Materials availability

This study did not generate new unique reagents.

Consortia

The members of the Cancer Genome Analysis Network are: Jian Carrot-Zhang, Ashton C. Berger, Seunghun Han, Matthew Meyerson, Jeffrey S. Damrauer, Katherine A. Hoadley, Ina Felau, John A. Demchok, Michael K.A. Mensah, Roy Tarnuzzer, Zhining Wang, Liming Yang, Theo A. Knijnenburg, A. Gordon Robertson, Christina Yau, Christopher Benz, Kuan-lin Huang, Justin Y. Newberg, Garrett M. Frampton, R. Jay Mashl, Li Ding, Alessandro Romanel, Francesca Demichelis, Wanding Zhou, Peter W. Laird, Hui Shen, Christopher K. Wong, Joshua M. Stuart, Alexander J. Lazar, Xiuning Le, Ninad Oak.

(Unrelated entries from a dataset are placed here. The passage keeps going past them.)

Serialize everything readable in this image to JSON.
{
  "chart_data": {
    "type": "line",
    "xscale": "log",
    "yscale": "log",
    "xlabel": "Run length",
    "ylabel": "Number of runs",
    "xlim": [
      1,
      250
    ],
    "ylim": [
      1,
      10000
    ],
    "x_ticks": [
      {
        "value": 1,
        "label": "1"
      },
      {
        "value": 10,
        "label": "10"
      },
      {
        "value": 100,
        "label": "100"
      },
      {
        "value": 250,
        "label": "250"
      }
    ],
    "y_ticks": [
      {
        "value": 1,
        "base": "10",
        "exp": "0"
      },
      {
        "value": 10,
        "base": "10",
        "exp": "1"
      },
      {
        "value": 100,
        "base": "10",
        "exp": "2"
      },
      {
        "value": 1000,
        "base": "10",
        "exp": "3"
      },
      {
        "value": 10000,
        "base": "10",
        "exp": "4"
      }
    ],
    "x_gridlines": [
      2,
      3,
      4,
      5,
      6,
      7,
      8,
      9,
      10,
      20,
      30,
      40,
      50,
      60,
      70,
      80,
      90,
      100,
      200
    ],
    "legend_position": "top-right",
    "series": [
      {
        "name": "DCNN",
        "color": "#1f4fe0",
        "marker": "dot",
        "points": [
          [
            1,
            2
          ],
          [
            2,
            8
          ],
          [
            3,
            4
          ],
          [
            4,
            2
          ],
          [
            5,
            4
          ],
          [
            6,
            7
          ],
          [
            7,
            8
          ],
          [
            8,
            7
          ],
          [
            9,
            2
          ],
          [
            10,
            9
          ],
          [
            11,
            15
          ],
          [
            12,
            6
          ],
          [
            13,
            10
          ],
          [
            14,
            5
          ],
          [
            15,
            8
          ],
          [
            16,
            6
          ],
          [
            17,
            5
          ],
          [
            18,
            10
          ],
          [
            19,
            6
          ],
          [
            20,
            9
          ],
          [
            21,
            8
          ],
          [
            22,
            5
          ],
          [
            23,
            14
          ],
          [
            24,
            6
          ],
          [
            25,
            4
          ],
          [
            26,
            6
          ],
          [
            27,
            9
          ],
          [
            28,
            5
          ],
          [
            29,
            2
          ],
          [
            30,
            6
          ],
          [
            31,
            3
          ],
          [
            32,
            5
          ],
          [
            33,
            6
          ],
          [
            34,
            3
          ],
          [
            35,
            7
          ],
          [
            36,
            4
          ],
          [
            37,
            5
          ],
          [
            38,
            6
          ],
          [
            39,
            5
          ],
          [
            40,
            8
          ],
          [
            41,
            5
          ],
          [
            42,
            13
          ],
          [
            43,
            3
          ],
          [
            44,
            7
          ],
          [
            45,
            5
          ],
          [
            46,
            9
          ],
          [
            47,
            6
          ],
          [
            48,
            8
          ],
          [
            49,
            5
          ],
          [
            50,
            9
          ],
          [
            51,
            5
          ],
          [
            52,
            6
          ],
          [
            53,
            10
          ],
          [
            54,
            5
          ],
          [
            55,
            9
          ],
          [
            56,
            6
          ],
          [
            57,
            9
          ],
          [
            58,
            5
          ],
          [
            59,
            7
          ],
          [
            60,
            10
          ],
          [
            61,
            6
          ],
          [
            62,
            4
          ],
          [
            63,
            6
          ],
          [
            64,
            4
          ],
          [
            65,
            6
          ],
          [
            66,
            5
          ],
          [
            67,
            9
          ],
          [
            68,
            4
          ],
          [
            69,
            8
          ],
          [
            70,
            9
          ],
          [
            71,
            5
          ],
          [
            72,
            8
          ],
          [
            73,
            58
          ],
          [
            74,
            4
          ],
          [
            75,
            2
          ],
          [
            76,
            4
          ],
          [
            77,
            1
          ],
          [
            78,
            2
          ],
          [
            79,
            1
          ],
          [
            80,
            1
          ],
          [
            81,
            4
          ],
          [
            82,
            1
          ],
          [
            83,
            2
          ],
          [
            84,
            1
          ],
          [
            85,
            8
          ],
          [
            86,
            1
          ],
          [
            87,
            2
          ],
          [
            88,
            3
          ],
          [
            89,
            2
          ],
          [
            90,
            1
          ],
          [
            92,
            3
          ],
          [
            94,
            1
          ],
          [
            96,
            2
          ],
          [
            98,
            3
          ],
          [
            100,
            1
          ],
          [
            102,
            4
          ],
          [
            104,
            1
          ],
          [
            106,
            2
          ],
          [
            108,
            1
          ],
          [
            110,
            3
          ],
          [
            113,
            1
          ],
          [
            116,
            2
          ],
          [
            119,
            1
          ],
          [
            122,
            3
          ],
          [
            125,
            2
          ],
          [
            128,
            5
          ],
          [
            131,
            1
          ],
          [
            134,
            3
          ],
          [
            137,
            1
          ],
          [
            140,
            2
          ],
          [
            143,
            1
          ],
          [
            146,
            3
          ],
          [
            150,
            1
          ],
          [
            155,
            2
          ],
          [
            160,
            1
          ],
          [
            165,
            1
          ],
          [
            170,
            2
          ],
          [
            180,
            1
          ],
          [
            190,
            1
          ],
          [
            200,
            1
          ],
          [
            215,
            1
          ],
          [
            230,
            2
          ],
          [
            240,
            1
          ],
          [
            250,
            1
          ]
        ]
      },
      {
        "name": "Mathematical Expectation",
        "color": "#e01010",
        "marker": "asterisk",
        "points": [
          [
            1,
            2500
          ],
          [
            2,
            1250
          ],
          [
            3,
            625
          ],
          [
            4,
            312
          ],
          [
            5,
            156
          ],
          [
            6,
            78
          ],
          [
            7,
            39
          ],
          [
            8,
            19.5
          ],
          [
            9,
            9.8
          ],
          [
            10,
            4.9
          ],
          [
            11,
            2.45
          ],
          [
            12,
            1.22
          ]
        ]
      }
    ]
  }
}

Data and code availability

The primary data used in this protocol are publicly available on the NCI Genomic Data Commons (GDC) Data Portal (https://portal.gdc.cancer.gov) or the relevant publication pages from (Carrot-Zhang et al., 2020) at (https://gdc.cancer.gov/about-data/publications/CCG-AIM-2020). Controlled access to the TCGA original birdseed and pre-processed quality-controlled genotyping data imputed to the Haplotype Reference Consortium (HRC) (Sayaman et al., 2021) requires dbGAP permission approval. The quality-controlled and HRC imputed genotyping data are accessible at the GDC publication page (https://gdc.cancer.gov/about-data/publications/CCG-AIM-2020; See: “Sayaman et al. TCGA QC HRC Imputed Genotyping Data” section under “Supplemental Data Files”). All other data sources are indicated in the key resources table.